In Mrs. Swinton's garden, it was always summer. The lovely almond trees
stood about it in perpetual leaf. Monica Swinton plucked a saffron-colored rose
and showed it to David.
"Isn't it lovely?" she said.
David looked up at her and grinned without replying.
Seizing the flower, he ran with it across the lawn and disappeared behind the
kennel where the mowervator crouched, ready to cut or sweep or roll when the
moment dictated. She stood alone on her impeccable plastic gravel path.
She had tried to love him.
When she made up her mind to follow the boy, she found him in the courtyard
floating the rose in his paddling pool. He stood in the pool engrossed, still
wearing his sandals.
"David, darling, do you have to be so awful? Come in at once and change your
shoes and socks."
He went with her without protest into the house, his dark head bobbing at
the level of her waist. At the age of three, he showed no fear of the
ultrasonic dryer in the kitchen. But before his mother could reach for a pair
of slippers, he wriggled away and was gone into the silence of the house.
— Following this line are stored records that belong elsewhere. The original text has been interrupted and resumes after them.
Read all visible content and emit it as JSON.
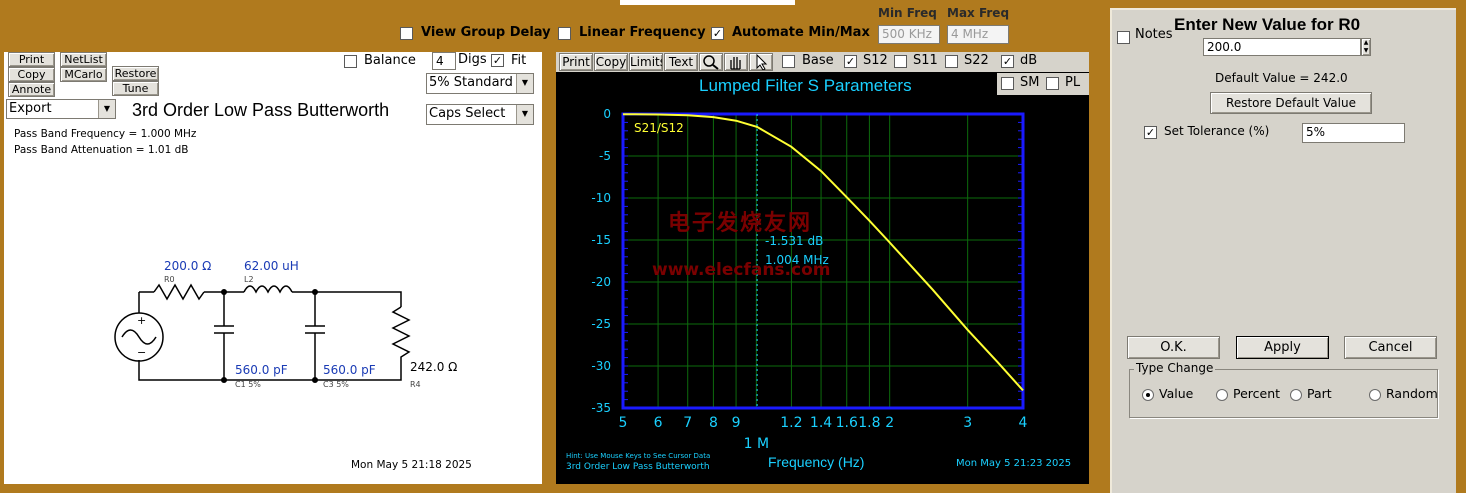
{
  "top_controls": {
    "view_group_delay": {
      "label": "View Group Delay",
      "checked": false
    },
    "linear_frequency": {
      "label": "Linear Frequency",
      "checked": false
    },
    "automate_min_max": {
      "label": "Automate Min/Max",
      "checked": true
    },
    "min_freq_label": "Min Freq",
    "max_freq_label": "Max Freq",
    "min_freq_value": "500 KHz",
    "max_freq_value": "4 MHz"
  },
  "left_panel": {
    "buttons": {
      "print": "Print",
      "netlist": "NetList",
      "copy": "Copy",
      "mcarlo": "MCarlo",
      "restore": "Restore",
      "annote": "Annote",
      "tune": "Tune"
    },
    "balance_label": "Balance",
    "digs_value": "4",
    "digs_label": "Digs",
    "fit_label": "Fit",
    "standard_select": "5% Standard",
    "export_select": "Export",
    "caps_select": "Caps Select",
    "title": "3rd Order Low Pass Butterworth",
    "info_line1": "Pass Band Frequency = 1.000 MHz",
    "info_line2": "Pass Band Attenuation = 1.01 dB",
    "components": {
      "r0_value": "200.0 Ω",
      "r0_name": "R0",
      "l2_value": "62.00 uH",
      "l2_name": "L2",
      "c1_value": "560.0 pF",
      "c1_name": "C1  5%",
      "c3_value": "560.0 pF",
      "c3_name": "C3  5%",
      "r4_value": "242.0 Ω",
      "r4_name": "R4"
    },
    "timestamp": "Mon May  5 21:18 2025"
  },
  "plot_panel": {
    "toolbar": {
      "print": "Print",
      "copy": "Copy",
      "limits": "Limits",
      "text": "Text"
    },
    "checks": {
      "base": "Base",
      "s12": "S12",
      "s11": "S11",
      "s22": "S22",
      "db": "dB",
      "sm": "SM",
      "pl": "PL"
    },
    "title": "Lumped Filter S Parameters",
    "trace_label": "S21/S12",
    "cursor_db": "-1.531 dB",
    "cursor_freq": "1.004 MHz",
    "watermark_line1": "电子发烧友网",
    "watermark_line2": "www.elecfans.com",
    "y_ticks": [
      "0",
      "-5",
      "-10",
      "-15",
      "-20",
      "-25",
      "-30",
      "-35"
    ],
    "x_ticks": [
      "5",
      "6",
      "7",
      "8",
      "9",
      "1.2",
      "1.4",
      "1.6",
      "1.8",
      "2",
      "3",
      "4"
    ],
    "x_decade_label": "1 M",
    "xlabel": "Frequency (Hz)",
    "hint": "Hint: Use Mouse Keys to See Cursor Data",
    "footer_title": "3rd Order Low Pass Butterworth",
    "timestamp": "Mon May  5 21:23 2025",
    "colors": {
      "trace": "#ffff33",
      "frame": "#1a1aff",
      "grid": "#0d6b0d",
      "text": "#1ad0ff"
    }
  },
  "chart_data": {
    "type": "line",
    "title": "Lumped Filter S Parameters",
    "xlabel": "Frequency (Hz)",
    "ylabel": "",
    "xscale": "log",
    "xlim": [
      500000,
      4000000
    ],
    "ylim": [
      -35,
      0
    ],
    "grid": true,
    "series": [
      {
        "name": "S21/S12",
        "x": [
          500000,
          600000,
          700000,
          800000,
          900000,
          1004000,
          1200000,
          1400000,
          1600000,
          1800000,
          2000000,
          2500000,
          3000000,
          3500000,
          4000000
        ],
        "y": [
          -0.02,
          -0.06,
          -0.15,
          -0.37,
          -0.8,
          -1.531,
          -3.9,
          -6.8,
          -9.9,
          -12.7,
          -15.3,
          -20.9,
          -25.7,
          -29.5,
          -32.9
        ]
      }
    ]
  },
  "right_panel": {
    "notes_label": "Notes",
    "title": "Enter New Value for R0",
    "value": "200.0",
    "default_text": "Default Value = 242.0",
    "restore_default": "Restore Default Value",
    "set_tolerance_label": "Set Tolerance (%)",
    "tolerance_value": "5%",
    "ok": "O.K.",
    "apply": "Apply",
    "cancel": "Cancel",
    "type_change_label": "Type Change",
    "radio_value": "Value",
    "radio_percent": "Percent",
    "radio_part": "Part",
    "radio_random": "Random"
  }
}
He would probably be looking for Teddy.
Monica Swinton, twenty-nine, of graceful shape and lambent eye, went and sat
in her living room, arranging her limbs with taste. She began by sitting
and thinking; soon she was just sitting. Time waited on her shoulder with the
maniac slowth it reserves for children, the insane, and wives whose husbands
are away improving the world. Almost by reflex, she reached out and changed the
wavelength of her windows. The garden faded; in its place, the city center rose
by her left hand, full of crowding people, blowboats, and buildings (but she
kept the sound down). She remained alone. An overcrowded world is the ideal
place in which to be lonely.
The directors of Synthank were eating an enormous luncheon to celebrate the
launching of their new product. Some of them wore the plastic face-masks
popular at the time. All were elegantly slender, despite the rich food and
drink they were putting away. Their wives were elegantly slender, despite the
food and drink they too were putting away. An earlier and less sophisti-
cated generation would have regarded them as beautiful people, apart from their
eyes.
Henry Swinton, Managing Director of Synthank, was about to make a
speech.
"I'm sorry your wife couldn't be with us to hear you," his neighbor
said.
"Monica prefers to stay at home thinking beautiful thoughts," said Swinton,
maintaining a smile.
"One would expect such a beautiful woman to have beautiful thoughts," said
the neighbor.
Take your mind off my wife, you bastard, thought Swinton, still smiling.
He rose to make his speech amid applause.
After a couple of jokes, he said, "Today marks a real breakthrough for the
company. It is now almost ten years since we put our first synthetic life-forms
on the world market. You all know what a success they have been, particularly
the miniature dinosaurs. But none of them had intelligence.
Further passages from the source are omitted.